Quand deux fréquences se croisent
à angle droit, elles tracent des formes
d'une complexité insoupçonnée —
à la frontière des mathématiques,
de la physique et de l'art.

x(t) = A · sin(at + δ)
y(t) = B · sin(bt)
où a/b est le rapport de fréquences, δ le déphasage
X-AXIS Y-AXIS ƒ₁ ƒ₂

Genèse & découverte

Jules Antoine Lissajous

1822 — 1880 · VERSAILLES

En 1857, le physicien français Jules Antoine Lissajous présente à l'Académie des Sciences un instrument d'une élégance redoutable : le vibrographe. Deux diapasons orientés perpendiculairement, un miroir, un faisceau lumineux — et des courbes d'une beauté étrange se projettent sur la paroi.

"La lumière devient le stylet de la vibration elle-même."
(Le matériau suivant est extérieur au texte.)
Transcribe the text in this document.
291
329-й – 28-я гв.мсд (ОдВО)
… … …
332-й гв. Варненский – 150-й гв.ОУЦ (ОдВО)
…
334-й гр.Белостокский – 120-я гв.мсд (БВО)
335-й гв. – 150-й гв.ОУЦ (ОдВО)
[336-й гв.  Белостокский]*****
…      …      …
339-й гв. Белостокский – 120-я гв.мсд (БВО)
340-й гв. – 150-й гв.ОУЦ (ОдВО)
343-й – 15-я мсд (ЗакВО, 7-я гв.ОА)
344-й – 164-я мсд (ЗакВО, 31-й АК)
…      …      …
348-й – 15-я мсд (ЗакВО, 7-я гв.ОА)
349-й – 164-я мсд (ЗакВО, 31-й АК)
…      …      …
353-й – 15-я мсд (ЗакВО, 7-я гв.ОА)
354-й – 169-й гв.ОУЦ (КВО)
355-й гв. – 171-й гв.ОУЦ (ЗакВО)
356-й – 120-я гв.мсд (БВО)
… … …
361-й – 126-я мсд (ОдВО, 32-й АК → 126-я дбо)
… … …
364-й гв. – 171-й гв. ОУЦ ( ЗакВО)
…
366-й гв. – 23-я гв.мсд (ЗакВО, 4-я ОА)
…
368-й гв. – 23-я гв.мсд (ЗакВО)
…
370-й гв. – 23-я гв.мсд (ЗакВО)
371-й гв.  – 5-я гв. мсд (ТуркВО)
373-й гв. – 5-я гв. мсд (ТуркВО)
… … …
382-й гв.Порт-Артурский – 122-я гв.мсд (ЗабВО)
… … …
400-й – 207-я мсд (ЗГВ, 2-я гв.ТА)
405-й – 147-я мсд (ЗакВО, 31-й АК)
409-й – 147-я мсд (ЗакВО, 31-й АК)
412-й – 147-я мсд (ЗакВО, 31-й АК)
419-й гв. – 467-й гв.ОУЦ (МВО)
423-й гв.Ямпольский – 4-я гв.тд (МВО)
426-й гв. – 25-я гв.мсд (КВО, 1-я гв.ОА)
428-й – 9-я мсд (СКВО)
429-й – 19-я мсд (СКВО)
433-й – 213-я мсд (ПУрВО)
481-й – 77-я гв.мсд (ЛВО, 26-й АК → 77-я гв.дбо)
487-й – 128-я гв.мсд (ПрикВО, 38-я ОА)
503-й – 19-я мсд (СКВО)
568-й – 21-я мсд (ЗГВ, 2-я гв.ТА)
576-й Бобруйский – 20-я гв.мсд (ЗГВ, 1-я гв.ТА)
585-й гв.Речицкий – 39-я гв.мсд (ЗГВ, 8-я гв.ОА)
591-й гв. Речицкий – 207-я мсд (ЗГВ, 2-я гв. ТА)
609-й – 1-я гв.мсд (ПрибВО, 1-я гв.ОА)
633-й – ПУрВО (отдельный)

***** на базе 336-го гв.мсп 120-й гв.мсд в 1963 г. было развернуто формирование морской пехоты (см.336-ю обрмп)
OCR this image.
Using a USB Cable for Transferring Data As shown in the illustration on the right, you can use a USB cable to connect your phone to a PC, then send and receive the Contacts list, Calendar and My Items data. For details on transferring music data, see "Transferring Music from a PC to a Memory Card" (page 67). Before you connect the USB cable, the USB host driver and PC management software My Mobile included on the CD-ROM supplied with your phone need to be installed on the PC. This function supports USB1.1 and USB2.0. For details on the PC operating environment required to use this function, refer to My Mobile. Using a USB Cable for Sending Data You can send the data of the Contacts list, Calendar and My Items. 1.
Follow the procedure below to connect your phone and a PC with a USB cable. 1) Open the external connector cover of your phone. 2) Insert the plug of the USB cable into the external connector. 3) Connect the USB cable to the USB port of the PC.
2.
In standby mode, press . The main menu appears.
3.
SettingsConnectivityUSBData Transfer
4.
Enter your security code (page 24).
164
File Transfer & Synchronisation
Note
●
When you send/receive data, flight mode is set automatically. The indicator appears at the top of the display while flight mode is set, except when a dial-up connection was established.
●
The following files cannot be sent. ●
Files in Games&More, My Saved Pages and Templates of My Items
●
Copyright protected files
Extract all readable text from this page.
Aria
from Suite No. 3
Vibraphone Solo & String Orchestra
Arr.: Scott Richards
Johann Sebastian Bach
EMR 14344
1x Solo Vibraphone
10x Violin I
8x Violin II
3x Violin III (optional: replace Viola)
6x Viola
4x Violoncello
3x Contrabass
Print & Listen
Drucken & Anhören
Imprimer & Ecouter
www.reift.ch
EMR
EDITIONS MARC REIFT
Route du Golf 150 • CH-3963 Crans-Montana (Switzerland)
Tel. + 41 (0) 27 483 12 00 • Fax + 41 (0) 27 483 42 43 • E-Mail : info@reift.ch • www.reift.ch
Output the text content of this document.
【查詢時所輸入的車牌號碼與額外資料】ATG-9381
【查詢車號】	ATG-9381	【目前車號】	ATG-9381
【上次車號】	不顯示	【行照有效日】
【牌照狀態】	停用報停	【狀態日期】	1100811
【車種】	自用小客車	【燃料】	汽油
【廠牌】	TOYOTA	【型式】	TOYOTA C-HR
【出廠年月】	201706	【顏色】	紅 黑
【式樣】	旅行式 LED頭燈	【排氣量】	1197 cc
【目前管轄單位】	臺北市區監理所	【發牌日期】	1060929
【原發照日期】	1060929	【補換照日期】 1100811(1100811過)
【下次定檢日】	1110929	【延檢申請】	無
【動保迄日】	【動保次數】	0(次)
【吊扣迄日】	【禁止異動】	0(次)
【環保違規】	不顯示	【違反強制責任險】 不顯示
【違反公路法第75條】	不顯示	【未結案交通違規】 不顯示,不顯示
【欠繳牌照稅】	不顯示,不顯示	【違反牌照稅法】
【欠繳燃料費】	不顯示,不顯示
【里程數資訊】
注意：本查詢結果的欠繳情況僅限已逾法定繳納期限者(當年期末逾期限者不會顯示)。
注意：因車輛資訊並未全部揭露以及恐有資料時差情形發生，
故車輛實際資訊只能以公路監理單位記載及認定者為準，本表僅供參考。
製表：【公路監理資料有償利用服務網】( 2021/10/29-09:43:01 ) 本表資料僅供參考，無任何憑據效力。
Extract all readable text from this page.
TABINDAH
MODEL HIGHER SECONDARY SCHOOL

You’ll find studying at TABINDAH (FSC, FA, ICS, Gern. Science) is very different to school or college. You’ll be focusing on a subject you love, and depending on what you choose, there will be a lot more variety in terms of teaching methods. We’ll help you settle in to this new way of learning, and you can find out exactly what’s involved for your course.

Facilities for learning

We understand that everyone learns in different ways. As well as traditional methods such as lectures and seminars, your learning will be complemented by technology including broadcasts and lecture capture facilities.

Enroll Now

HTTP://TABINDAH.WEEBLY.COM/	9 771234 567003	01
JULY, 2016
Ces figures n'étaient pas nouvelles — Nathaniel Bowditch les avait étudiées dès 1815 aux États-Unis — mais Lissajous les rendit visibles, mesurables, reproductibles. Son travail permit d'accorder deux fréquences sonores avec une précision inégalée à l'époque, uniquement par observation visuelle.

Aujourd'hui, les figures de Lissajous apparaissent sur les oscilloscopes des laboratoires, dans les logiciels de synthèse audio, dans les installations d'art génératif. La NASA les utilisa pour calibrer ses instruments de télémétrie. Elles sont partout où deux fréquences se rencontrent.